If the return type, or argument types are not specified, then no type checking is preformed.

Defining Types From A Dictionary

For convenience, the type_resolver_from_dict() function can be used to generate a type_resolver function from a dictionary mapping symbol names to their respective DataType. Starting with version v2.1.0 if a dict is passed as the type_resolver, the type_resolver_from_dict() function will be used automatically.

context = rule_engine.Context(
    type_resolver=rule_engine.type_resolver_from_dict({
        # map symbol names to their data types
        'title':     rule_engine.DataType.STRING,
        'publisher': rule_engine.DataType.STRING,
        'issue':     rule_engine.DataType.FLOAT,
        'released':  rule_engine.DataType.DATETIME
    })
)

Changing Builtin Symbols

To remove the default builtin symbols that are provided, simply initialize a Builtins instance with a values of an empty dictionary. This will remove all builtin values, and the dictionary can optionally be populated with alternative values.

To add additional values, use the from_defaults constructor, with a values dictionary. In this case, values will optionally override any of the default settings, and keys which do not overlap will be added in addition to the default builtin symbols.
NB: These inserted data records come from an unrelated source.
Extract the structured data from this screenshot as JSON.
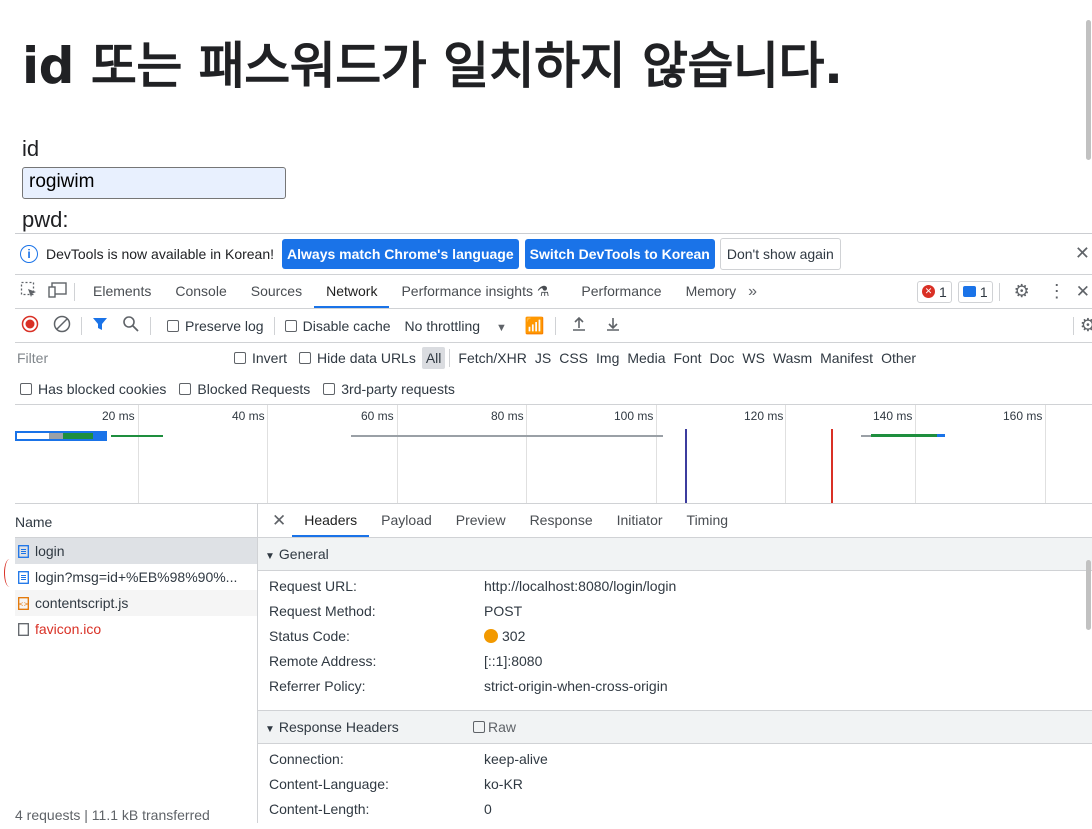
{
  "page": {
    "heading": "id 또는 패스워드가 일치하지 않습니다.",
    "id_label": "id",
    "id_value": "rogiwim",
    "pwd_label": "pwd:"
  },
  "infobar": {
    "message": "DevTools is now available in Korean!",
    "btn_match": "Always match Chrome's language",
    "btn_switch": "Switch DevTools to Korean",
    "btn_dont": "Don't show again"
  },
  "tabs": [
    "Elements",
    "Console",
    "Sources",
    "Network",
    "Performance insights",
    "Performance",
    "Memory"
  ],
  "active_tab": "Network",
  "badges": {
    "errors": "1",
    "messages": "1"
  },
  "toolbar": {
    "preserve_log": "Preserve log",
    "disable_cache": "Disable cache",
    "throttling": "No throttling"
  },
  "filter": {
    "placeholder": "Filter",
    "invert": "Invert",
    "hide_data_urls": "Hide data URLs",
    "types": [
      "All",
      "Fetch/XHR",
      "JS",
      "CSS",
      "Img",
      "Media",
      "Font",
      "Doc",
      "WS",
      "Wasm",
      "Manifest",
      "Other"
    ],
    "selected_type": "All"
  },
  "blocked": {
    "has_blocked_cookies": "Has blocked cookies",
    "blocked_requests": "Blocked Requests",
    "third_party": "3rd-party requests"
  },
  "timeline": {
    "ticks": [
      "20 ms",
      "40 ms",
      "60 ms",
      "80 ms",
      "100 ms",
      "120 ms",
      "140 ms",
      "160 ms"
    ]
  },
  "requests": {
    "header": "Name",
    "items": [
      {
        "name": "login",
        "type": "doc",
        "color": "#303942"
      },
      {
        "name": "login?msg=id+%EB%98%90%...",
        "type": "doc",
        "color": "#303942"
      },
      {
        "name": "contentscript.js",
        "type": "script",
        "color": "#303942"
      },
      {
        "name": "favicon.ico",
        "type": "other",
        "color": "#d93025"
      }
    ],
    "footer": "4 requests | 11.1 kB transferred"
  },
  "detail": {
    "tabs": [
      "Headers",
      "Payload",
      "Preview",
      "Response",
      "Initiator",
      "Timing"
    ],
    "active_tab": "Headers",
    "general_title": "General",
    "general": [
      {
        "k": "Request URL:",
        "v": "http://localhost:8080/login/login"
      },
      {
        "k": "Request Method:",
        "v": "POST"
      },
      {
        "k": "Status Code:",
        "v": "302"
      },
      {
        "k": "Remote Address:",
        "v": "[::1]:8080"
      },
      {
        "k": "Referrer Policy:",
        "v": "strict-origin-when-cross-origin"
      }
    ],
    "response_title": "Response Headers",
    "raw_label": "Raw",
    "response": [
      {
        "k": "Connection:",
        "v": "keep-alive"
      },
      {
        "k": "Content-Language:",
        "v": "ko-KR"
      },
      {
        "k": "Content-Length:",
        "v": "0"
      }
    ]
  },
  "colors": {
    "accent": "#1a73e8",
    "status_302": "#f29900",
    "error": "#d93025"
  }
}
class CustomBuiltinsContext(rule_engine.Context):
    def __init__(self, *args, **kwargs):
        # call the parent class's __init__ method first to set the
        # default_timezone attribute
        super(CustomBuiltinsContext, self).__init__(*args, **kwargs)
        self.builtins = rule_engine.builtins.Builtins.from_defaults(
            # expose the $version symbol
            {'version': rule_engine.__version__},
            # use the specified default timezone
            timezone=self.default_timezone
        )

Rule Inspection

There are a few techniques that can be used to inspect a rule object.

  • is_valid() – This class method can be used to determine if a rule expression is valid. It will return False if for example there are any syntax errors.

  • symbols – Rule objects have a context attribute, which contains the symbols attribute. This contains the symbol names which were identified within the rule expression.

  • to_graphviz() – This method will create a Graphviz directed-graph of the Rule Engine Abstract Syntax Tree (AST) created by the rule expression. This can be helpful when debugging complex rules. This requires the Python graphviz package to be available.